Plus de peur que de mal ; le film déploie même une certaine dose d’humour lors de cette scène d’accident. On y découvre le protagoniste Lang (Eddie Peng, méconnaissable), une ex-rockstar et figure locale du motocross, de retour chez lui après avoir purgé une peine de prison de dix ans. Taiseux, il n’aura presque pas de dialogue tout au long du métrage, et tout son travail passera uniquement par ses gestes et ses regards. Un film minimaliste donc, symbolisé par son arrivée en ville tel un lonesome cowboy, sous un soleil éclatant et dans des ruelles vidées de sa population. Les mines ferment et les habitants sont obligés de partir, laissant derrière eux des bâtiments qui seront détruits pour laisser place au monde moderne et au paraître. La ville fait la chasse aux centaines de chiens errants laissés derrière eux par les émigrants. Black Dog raconte en filigrane la modernisation à marche forcée de la Chine. Le cinéaste nous donne ici et là des indices qui montrent l’évolution de cette société chinoise devenue fort mercantile, ou plutôt mercantile autrement, et rendue ainsi plus violente.
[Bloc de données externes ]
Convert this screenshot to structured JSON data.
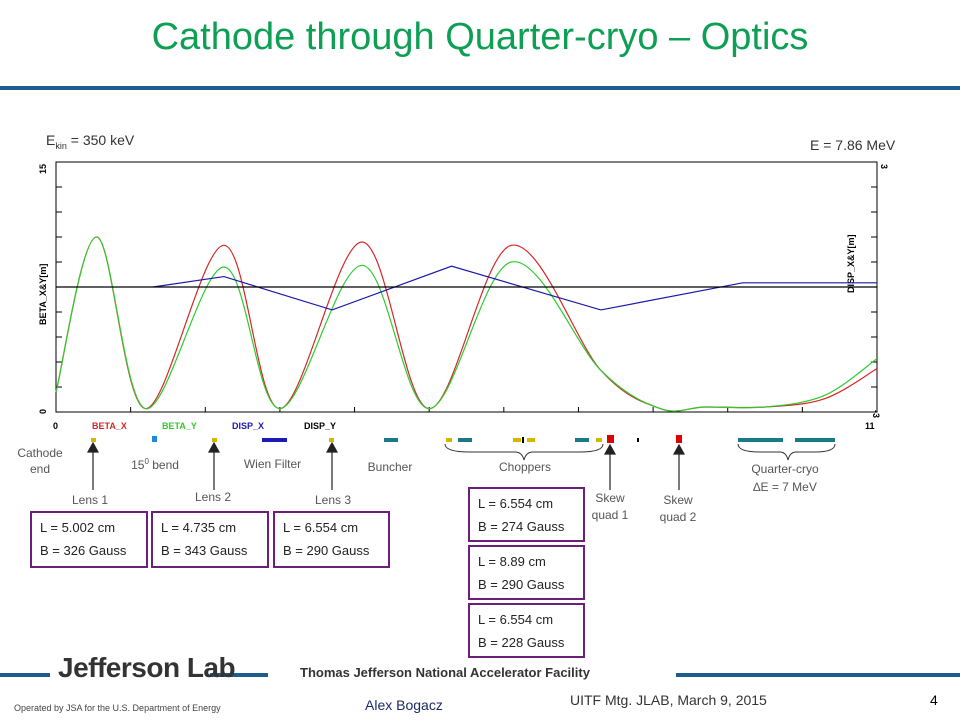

Ayant rejoint la brigade anti-chiens du fameux oncle, Lang attrape le chien et décide de le garder avec lui. Ces deux parias, l’ex-taulard et le rageux, s’apprivoisent pas à pas, sans un mot, ce qui rend le métrage encore plus fascinant.
Voilà donc deux êtres en route vers la résilience et la rédemption, où ils apprennent à se défaire des oripeaux de leur violence respective pour découvrir une relation de tendresse, de confiance et de bienveillance. Un chemin non dénué d’embûches, mais qu’on a plaisir à suivre avec eux, la proposition du cinéaste étant tout sauf sirupeuse. Black Dog est un film métaphorique, associé souvent à la violence que ces meutes de chien infligent ou subissent, la violence qui n’est pas innée mais induite par le comportement même de l’être humain, la violence encore qui n’est pas une fatalité, puisque Guan Hu ouvre une porte de sortie…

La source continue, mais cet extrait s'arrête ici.